The effectiveness of India’s New Welfarism can largely be attributed to the innovative integration of technological and administrative innovations, revolutionizing the delivery of welfare services. The Aadhaar identification system, pivotal to this new approach, enhances welfare programs’ efficiency, transparency, and accountability by ensuring that subsidies and benefits reach their intended recipients. This system minimises bureaucratic obstacles and leakages and optimizes resource allocation, leading to substantial government savings and more efficient disbursements. Together with initiatives like the Jan Dhan Yojana, Aadhaar supports Direct Benefit Transfers (DBT), which cut out intermediaries and significantly reduce corruption.

Furthermore, the long-term impacts of New Welfarism in India are profound, with initiatives like the Jal Jeevan Mission and the Swachh Bharat Mission addressing immediate needs while contributing to sustainable development and improving quality of life. These initiatives, aimed at providing piped drinking water and improving sanitation, have significantly improved public health and children’s cognitive outcomes.

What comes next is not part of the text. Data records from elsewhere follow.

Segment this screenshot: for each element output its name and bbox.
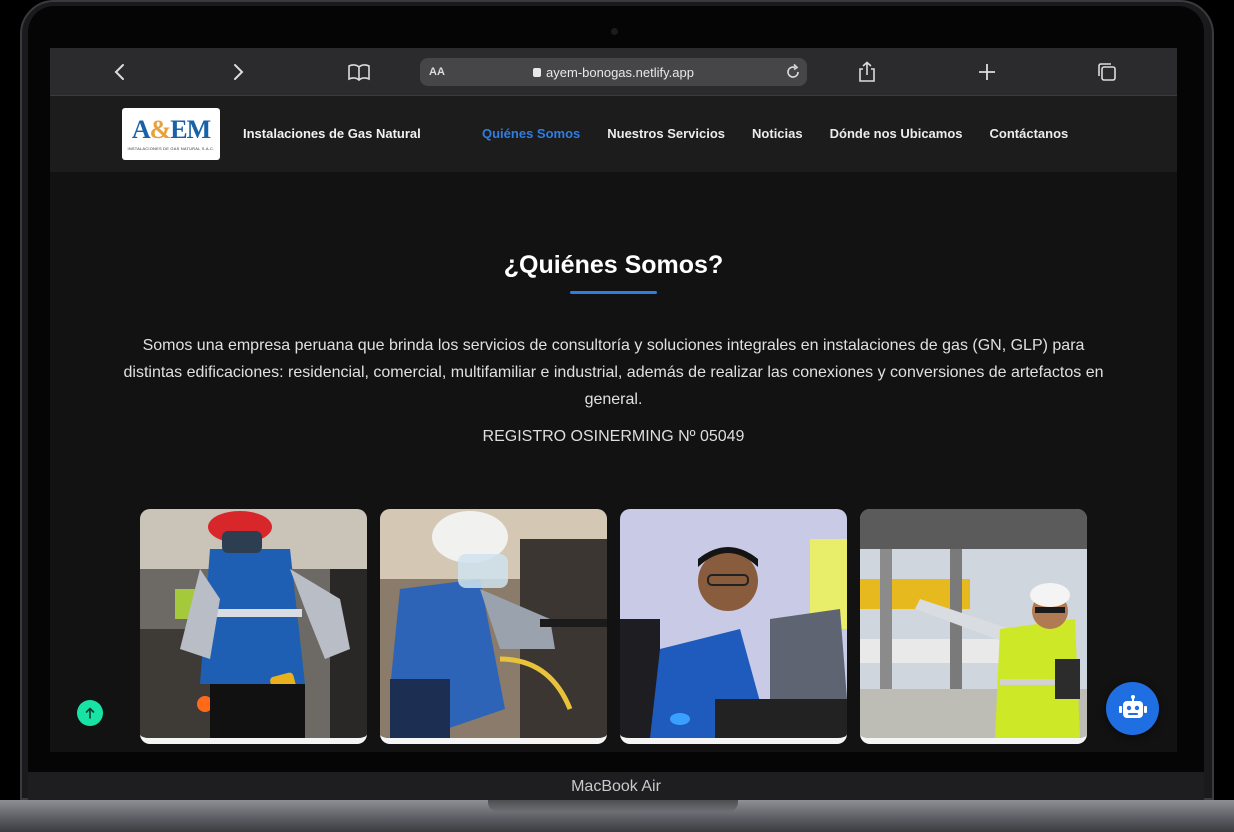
forward-icon[interactable] xyxy=(224,58,252,86)
nav-nuestros-servicios[interactable]: Nuestros Servicios xyxy=(607,126,725,141)
company-logo[interactable]: A&EM INSTALACIONES DE GAS NATURAL S.A.C. xyxy=(122,108,220,160)
url-text: ayem-bonogas.netlify.app xyxy=(546,64,694,80)
back-icon[interactable] xyxy=(106,58,134,86)
arrow-up-icon xyxy=(85,707,95,719)
supervisor-at-plant-photo[interactable] xyxy=(860,509,1087,744)
main-menu: Quiénes Somos Nuestros Servicios Noticia… xyxy=(482,126,1068,141)
robot-icon xyxy=(1118,694,1147,718)
about-text: Somos una empresa peruana que brinda los… xyxy=(123,337,1104,408)
camera xyxy=(611,28,618,35)
new-tab-icon[interactable] xyxy=(973,58,1001,86)
share-icon[interactable] xyxy=(853,58,881,86)
title-underline xyxy=(570,291,657,294)
section-title: ¿Quiénes Somos? xyxy=(503,251,724,279)
device-label: MacBook Air xyxy=(571,778,661,795)
brand-name[interactable]: Instalaciones de Gas Natural xyxy=(243,126,421,141)
nav-noticias[interactable]: Noticias xyxy=(752,126,803,141)
address-bar[interactable]: AA ayem-bonogas.netlify.app xyxy=(420,58,807,86)
technician-welding-photo[interactable] xyxy=(140,509,367,744)
reload-icon[interactable] xyxy=(785,63,801,86)
scroll-to-top-button[interactable] xyxy=(77,700,103,726)
tabs-icon[interactable] xyxy=(1093,58,1121,86)
photo-gallery xyxy=(140,509,1087,744)
technician-installing-photo[interactable] xyxy=(380,509,607,744)
laptop-notch xyxy=(488,800,738,812)
logo-subtitle: INSTALACIONES DE GAS NATURAL S.A.C. xyxy=(127,146,215,151)
laptop-chin: MacBook Air xyxy=(28,772,1204,802)
lock-icon xyxy=(533,67,542,77)
browser-toolbar: AA ayem-bonogas.netlify.app xyxy=(50,48,1177,96)
bookmarks-icon[interactable] xyxy=(345,58,373,86)
nav-donde-nos-ubicamos[interactable]: Dónde nos Ubicamos xyxy=(830,126,963,141)
nav-quienes-somos[interactable]: Quiénes Somos xyxy=(482,126,580,141)
nav-contactanos[interactable]: Contáctanos xyxy=(990,126,1069,141)
registro-text: REGISTRO OSINERMING Nº 05049 xyxy=(482,428,745,445)
browser-screen: AA ayem-bonogas.netlify.app A&EM INSTALA… xyxy=(50,48,1177,752)
chatbot-button[interactable] xyxy=(1106,682,1159,735)
site-header: A&EM INSTALACIONES DE GAS NATURAL S.A.C.… xyxy=(50,96,1177,172)
engineer-at-laptop-photo[interactable] xyxy=(620,509,847,744)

Through its holistic approach, New Welfarism addresses root causes of poverty and undernutrition, laying a foundation for a healthier, more educated, and economically productive population. This model, emphasising technology, community engagement, and sustainable development, has the potential to reshape India’s welfare and development landscape, promoting a more equitable and prosperous future for all its citizens.

Therefore, voters are presented with two distinct options during elections. One option is a model that seeks to promote the long-term empowerment of the electorate. This model aims to invest in sustainable development initiatives that enhance citizens’ capabilities and opportunities, focusing on education, health, infrastructure, and economic growth.

Doing so ensures that the benefits of development are deep-rooted and enduring, aiming to uplift the overall quality of life for future generations. Conversely, the other model primarily concentrates on the immediate distribution of freebies, such as cash transfers, subsidies, and other short-term aids. While this approach may provide voters with quick relief and instant gratification, it often lacks a long-term vision.